Pontardawe has developed from a small hamlet at the end of the eighteenth century into a medium sized town at the end of the twentieth century, with a growth of housing, service industries and light engineering. The town is situated at the junction of two highways, the road from Swansea to Brecon and the road from Llandeillo to Neath. New trunk roads by-pass the town taking heavy vehicular traffic out of the centre. Pontardawe was twinned with the town of Locmine in Brittany in 1986.
The area changed form an agricultural district in the early eighteenth century into an industrial one from 1830 onwards as a result of the development of coal mining, iron, tinplate and steel working which flourished within the district. Before the coming of heavy industry, farming formed the bedrock of the area’s economy and society and remains important today. This industrial development directly led to the growth of Pontardawe and the shape of the town as we know it today. The district is no longer dominated by heavy industry, which gave rise to the modern district. At the present time, light engineering and manufacturing with the many established firms based on the town’s two industrial estates have taken over as the major employers in the town.

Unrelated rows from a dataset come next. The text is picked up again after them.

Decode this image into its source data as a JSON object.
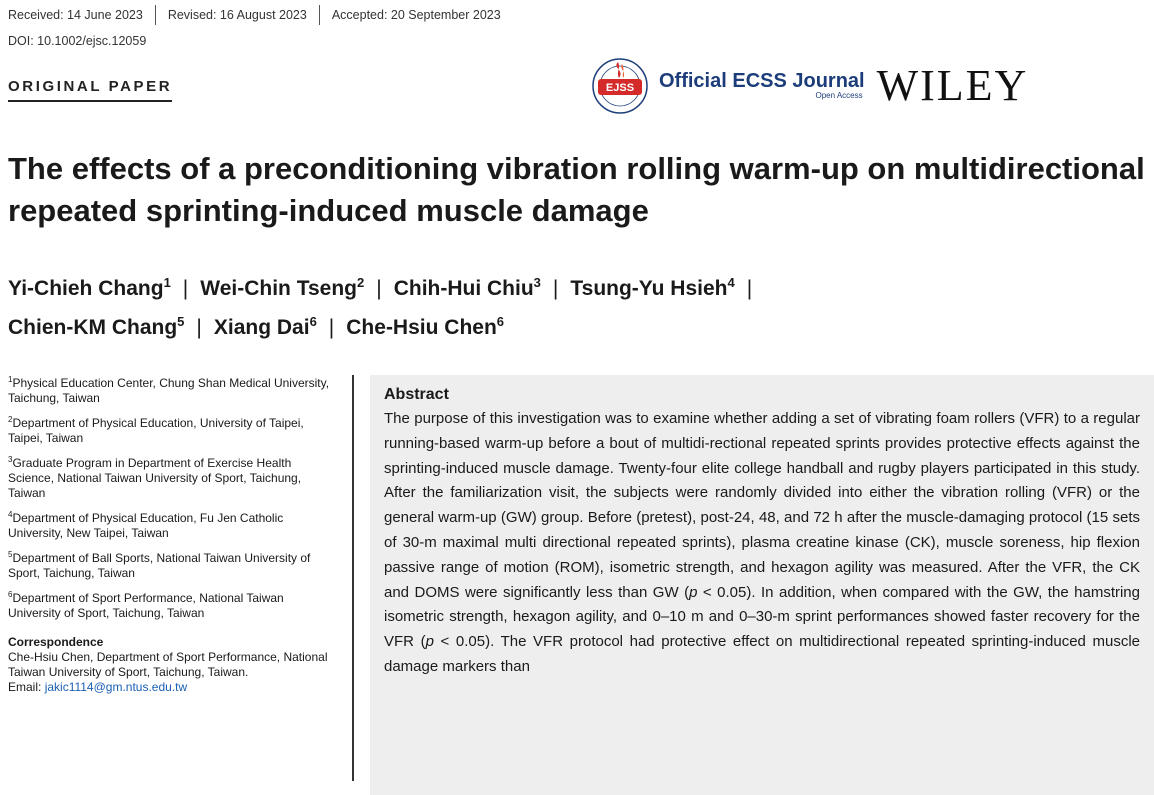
{
  "header": {
    "received": "Received: 14 June 2023",
    "revised": "Revised: 16 August 2023",
    "accepted": "Accepted: 20 September 2023",
    "doi": "DOI: 10.1002/ejsc.12059",
    "paper_type": "ORIGINAL PAPER"
  },
  "journal": {
    "seal_text": "EJSS",
    "name": "Official ECSS Journal",
    "access": "Open Access",
    "publisher": "WILEY"
  },
  "title": "The effects of a preconditioning vibration rolling warm-up on multidirectional repeated sprinting-induced muscle damage",
  "authors": [
    {
      "name": "Yi-Chieh Chang",
      "sup": "1"
    },
    {
      "name": "Wei-Chin Tseng",
      "sup": "2"
    },
    {
      "name": "Chih-Hui Chiu",
      "sup": "3"
    },
    {
      "name": "Tsung-Yu Hsieh",
      "sup": "4"
    },
    {
      "name": "Chien-KM Chang",
      "sup": "5"
    },
    {
      "name": "Xiang Dai",
      "sup": "6"
    },
    {
      "name": "Che-Hsiu Chen",
      "sup": "6"
    }
  ],
  "affiliations": [
    {
      "sup": "1",
      "text": "Physical Education Center, Chung Shan Medical University, Taichung, Taiwan"
    },
    {
      "sup": "2",
      "text": "Department of Physical Education, University of Taipei, Taipei, Taiwan"
    },
    {
      "sup": "3",
      "text": "Graduate Program in Department of Exercise Health Science, National Taiwan University of Sport, Taichung, Taiwan"
    },
    {
      "sup": "4",
      "text": "Department of Physical Education, Fu Jen Catholic University, New Taipei, Taiwan"
    },
    {
      "sup": "5",
      "text": "Department of Ball Sports, National Taiwan University of Sport, Taichung, Taiwan"
    },
    {
      "sup": "6",
      "text": "Department of Sport Performance, National Taiwan University of Sport, Taichung, Taiwan"
    }
  ],
  "correspondence": {
    "label": "Correspondence",
    "text": "Che-Hsiu Chen, Department of Sport Performance, National Taiwan University of Sport, Taichung, Taiwan.",
    "email_label": "Email: ",
    "email": "jakic1114@gm.ntus.edu.tw"
  },
  "abstract": {
    "heading": "Abstract",
    "body_part1": "The purpose of this investigation was to examine whether adding a set of vibrating foam rollers (VFR) to a regular running-based warm-up before a bout of multidi-rectional repeated sprints provides protective effects against the sprinting-induced muscle damage. Twenty-four elite college handball and rugby players participated in this study. After the familiarization visit, the subjects were randomly divided into either the vibration rolling (VFR) or the general warm-up (GW) group. Before (pretest), post-24, 48, and 72 h after the muscle-damaging protocol (15 sets of 30-m maximal multi directional repeated sprints), plasma creatine kinase (CK), muscle soreness, hip flexion passive range of motion (ROM), isometric strength, and hexagon agility was measured. After the VFR, the CK and DOMS were significantly less than GW (",
    "p_symbol": "p",
    "body_part2": " < 0.05). In addition, when compared with the GW, the hamstring isometric strength, hexagon agility, and 0–10 m and 0–30-m sprint performances showed faster recovery for the VFR (",
    "body_part3": " < 0.05). The VFR protocol had protective effect on multidirectional repeated sprinting-induced muscle damage markers than"
  },
  "colors": {
    "journal_blue": "#1c3d7a",
    "seal_red": "#d42a2a",
    "link_blue": "#1a5fb4",
    "abstract_bg": "#eeeeee"
  }
}
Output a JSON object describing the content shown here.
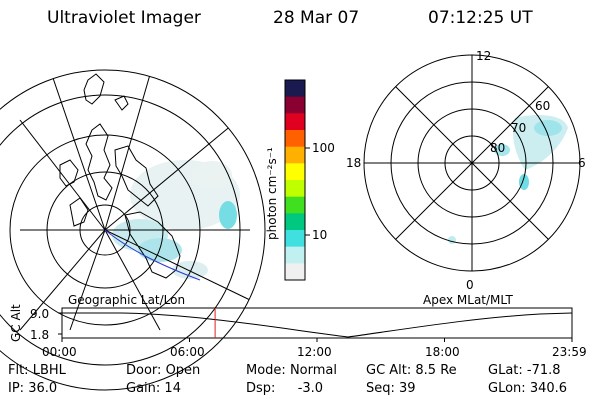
{
  "header": {
    "title": "Ultraviolet Imager",
    "date": "28 Mar 07",
    "time": "07:12:25 UT"
  },
  "colorbar": {
    "unit_label": "photon cm⁻²s⁻¹",
    "tick_labels": [
      "100",
      "10"
    ],
    "colors": [
      "#1a1a50",
      "#8a0030",
      "#e00020",
      "#ff6000",
      "#ffb000",
      "#ffff00",
      "#c0ff00",
      "#40e020",
      "#00c880",
      "#40e0e0",
      "#c0f0f0",
      "#f0f0f0"
    ]
  },
  "left_map": {
    "caption": "Geographic Lat/Lon"
  },
  "right_map": {
    "caption": "Apex MLat/MLT",
    "mlt_labels": [
      "12",
      "18",
      "6",
      "0"
    ],
    "lat_labels": [
      "60",
      "70",
      "80"
    ]
  },
  "timeline": {
    "ylabel": "GC Alt",
    "y_ticks": [
      "9.0",
      "1.8"
    ],
    "x_ticks": [
      "00:00",
      "06:00",
      "12:00",
      "18:00",
      "23:59"
    ],
    "current_time_fraction": 0.3002
  },
  "info": {
    "flt_label": "Flt:",
    "flt_value": "LBHL",
    "ip_label": "IP:",
    "ip_value": "36.0",
    "door_label": "Door:",
    "door_value": "Open",
    "gain_label": "Gain:",
    "gain_value": "14",
    "mode_label": "Mode:",
    "mode_value": "Normal",
    "dsp_label": "Dsp:",
    "dsp_value": "-3.0",
    "gcalt_label": "GC Alt:",
    "gcalt_value": "8.5 Re",
    "seq_label": "Seq:",
    "seq_value": "39",
    "glat_label": "GLat:",
    "glat_value": "-71.8",
    "glon_label": "GLon:",
    "glon_value": "340.6"
  }
}
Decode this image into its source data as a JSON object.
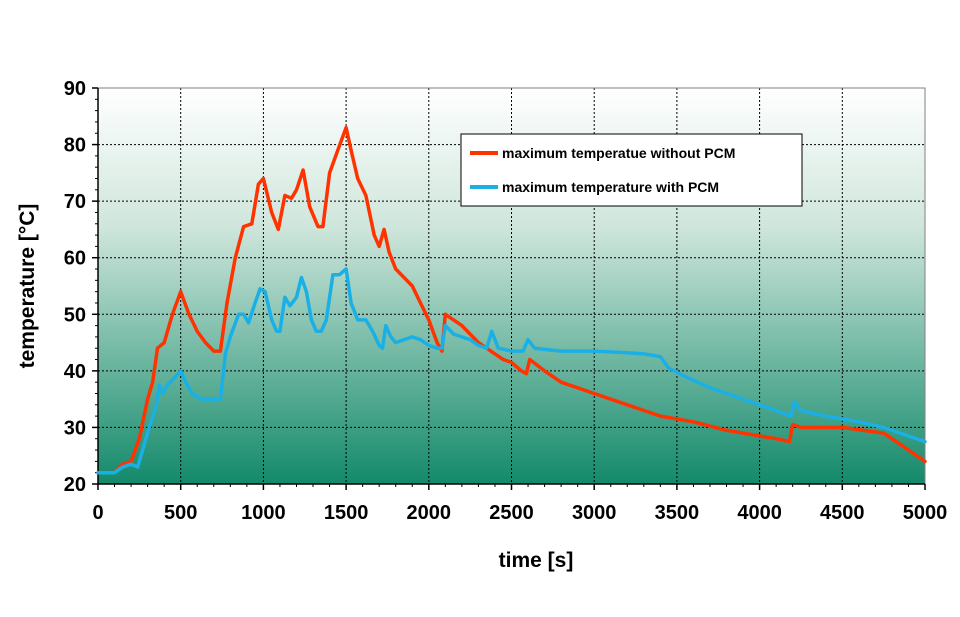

Culture, Sport and Recreation
Our part of the Swansea valley has always scored highly in terms of cultural endeavour, notably in the fields of poetry, prose and music. Amongst Pontardawe’s most well known personalities are Mary Hopkin, singer, the late Rachel Thomas, actress, Dafydd Rowlands, poet and prose writer and the late David James Jones (Gwenallt), poet, to name but a few. There has always been a vibrant Welsh folk scene over many years represented in more recent times by the Pontardawe International Music Festival.
In addition, the area has a rich sporting and recreational tradition with local rugby and cricket clubs. Gareth Edwards, Robert Jones and Arwel Thomas, who all originated from the district of Pontardawe are well known for their rugby playing skills.
In the leisure and environment fields Pontardawe has a large range of activities on offer to local residents and visitors alike. It boasts a modern leisure complex facility with an indoor bowling green, playing fields, local parks with outdoor bowling green and a golf course.
The Arts Centre gives and added facility to the leisure and entertainment sector for all sections of the community, offering a wide variety of concerts and other events.
A variety of other clubs and societies have been set up and flourished over the years. Facilities for reading, art, adult and community
education, roller skating, concerts, theatre and cinema going are also available.
The natural environment of ancient woodlands, riverside and canal walks, several waterfall features, mountain drives and superb scenery are an attraction that complement the historic and built environment of religious buildings, residential buildings and commercial buildings, and the canal that flows through the heart of the town. The canal has now been restored as an amenity facility and a passenger carrying trip boat commenced operating at Pontardawe once again in 1994. It operates throughout the summer months along a restored section of canal between Pontardawe and Ynysmeudwy. Wildlife is also well represented in the valley.